The symbolic heart of Greenwich Village, Washington Square Park is one of NYC’s most recognizable public spaces. Pass beneath the Washington Arch—the giant structure marking the park’s Fifth Avenue entrance on the north side—and you’ll see the energy that makes the place so special. NYU students congregate around a central fountain; sunbathers lie on the lawn; musicians sit on benches strumming guitars; and canines run gleefully amok in two dog runs. The park’s black-brick paths and vintage-style streetlights lend it a 19th-century feel, as does a majestic bronze statue of Garibaldi.
Frequently Asked Questions
What can I see there? The Washington Square Arch, for one thing. The landmark honors the first president of the United States and was inspired by Paris’ Arc de Triomphe.
Some guy asked me to play chess. Should I do it? The park is a haven for some serious chess players, who occupy the tables in its southwest corner. You can play—just don’t bet money, even if someone asks you to.

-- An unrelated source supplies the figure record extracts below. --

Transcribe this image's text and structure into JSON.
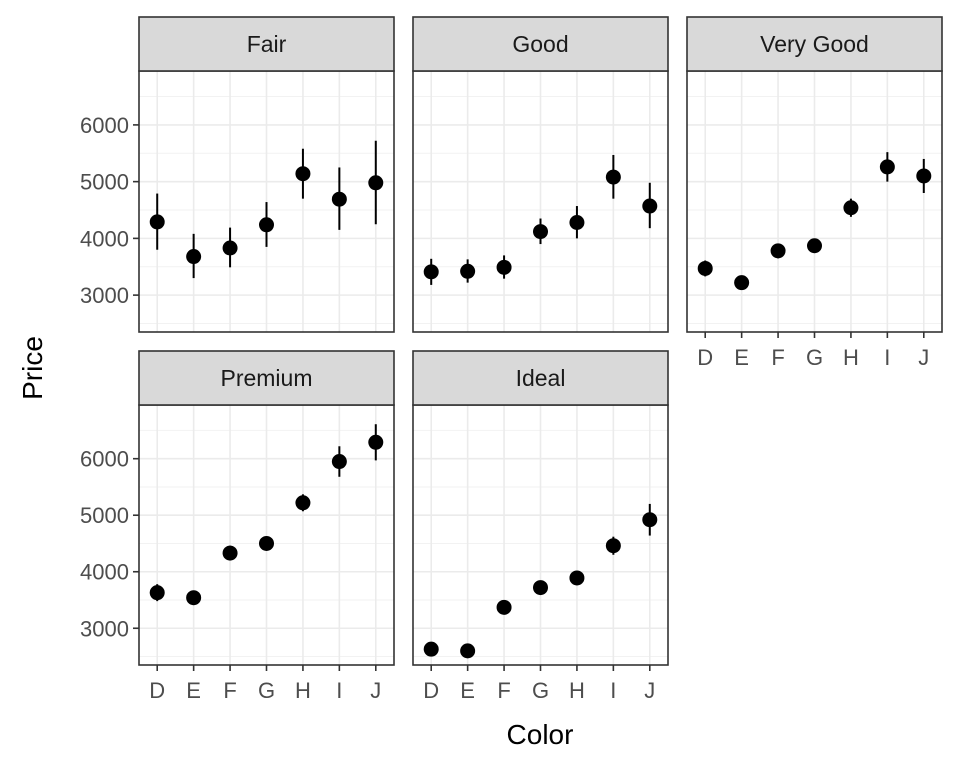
{
  "chart_data": {
    "type": "scatter",
    "subtype": "point-range facets",
    "xlabel": "Color",
    "ylabel": "Price",
    "categories": [
      "D",
      "E",
      "F",
      "G",
      "H",
      "I",
      "J"
    ],
    "y_ticks": [
      3000,
      4000,
      5000,
      6000
    ],
    "ylim": [
      2350,
      6950
    ],
    "grid": true,
    "panels": [
      {
        "name": "Fair",
        "mean": [
          4290,
          3680,
          3830,
          4240,
          5140,
          4690,
          4980
        ],
        "lower": [
          3800,
          3300,
          3490,
          3850,
          4700,
          4150,
          4250
        ],
        "upper": [
          4790,
          4080,
          4190,
          4640,
          5580,
          5250,
          5720
        ]
      },
      {
        "name": "Good",
        "mean": [
          3410,
          3420,
          3490,
          4120,
          4280,
          5080,
          4570
        ],
        "lower": [
          3180,
          3220,
          3290,
          3900,
          4000,
          4700,
          4180
        ],
        "upper": [
          3640,
          3630,
          3700,
          4350,
          4570,
          5470,
          4980
        ]
      },
      {
        "name": "Very Good",
        "mean": [
          3470,
          3220,
          3780,
          3870,
          4540,
          5260,
          5100
        ],
        "lower": [
          3330,
          3120,
          3650,
          3750,
          4380,
          5000,
          4800
        ],
        "upper": [
          3610,
          3320,
          3910,
          3990,
          4700,
          5520,
          5400
        ]
      },
      {
        "name": "Premium",
        "mean": [
          3630,
          3540,
          4330,
          4500,
          5220,
          5950,
          6290
        ],
        "lower": [
          3480,
          3430,
          4200,
          4380,
          5070,
          5680,
          5970
        ],
        "upper": [
          3780,
          3650,
          4460,
          4620,
          5370,
          6220,
          6610
        ]
      },
      {
        "name": "Ideal",
        "mean": [
          2630,
          2600,
          3370,
          3720,
          3890,
          4460,
          4920
        ],
        "lower": [
          2560,
          2530,
          3280,
          3630,
          3790,
          4300,
          4640
        ],
        "upper": [
          2700,
          2670,
          3460,
          3810,
          3990,
          4620,
          5200
        ]
      }
    ]
  }
}
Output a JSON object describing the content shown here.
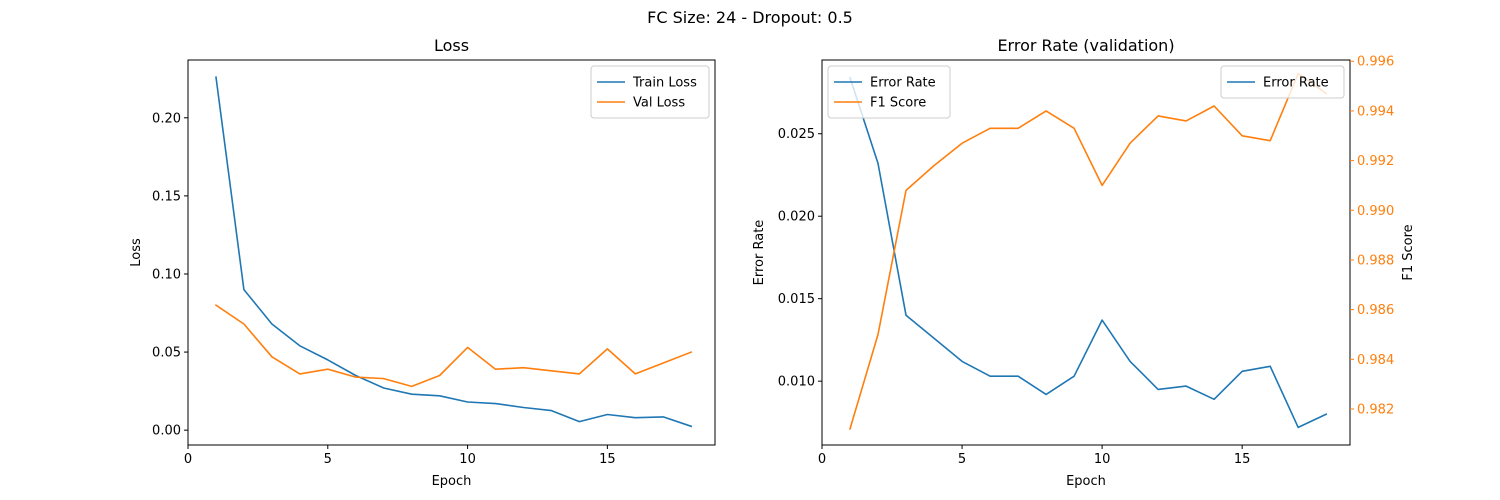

Is there anywhere to eat or drink nearby? Lots of places. Nearby restaurants include the Mario Batali–affiliated Otto Enoteca Pizzeria and Babbo. Beer hall Amity Hall and Ramen Takumi are popular among college students, as is longtime cheap-eats staple Mamoun’s Falafel.
Is the park haunted? Some say yes, as the park is located on the site of a 19th-century burial ground.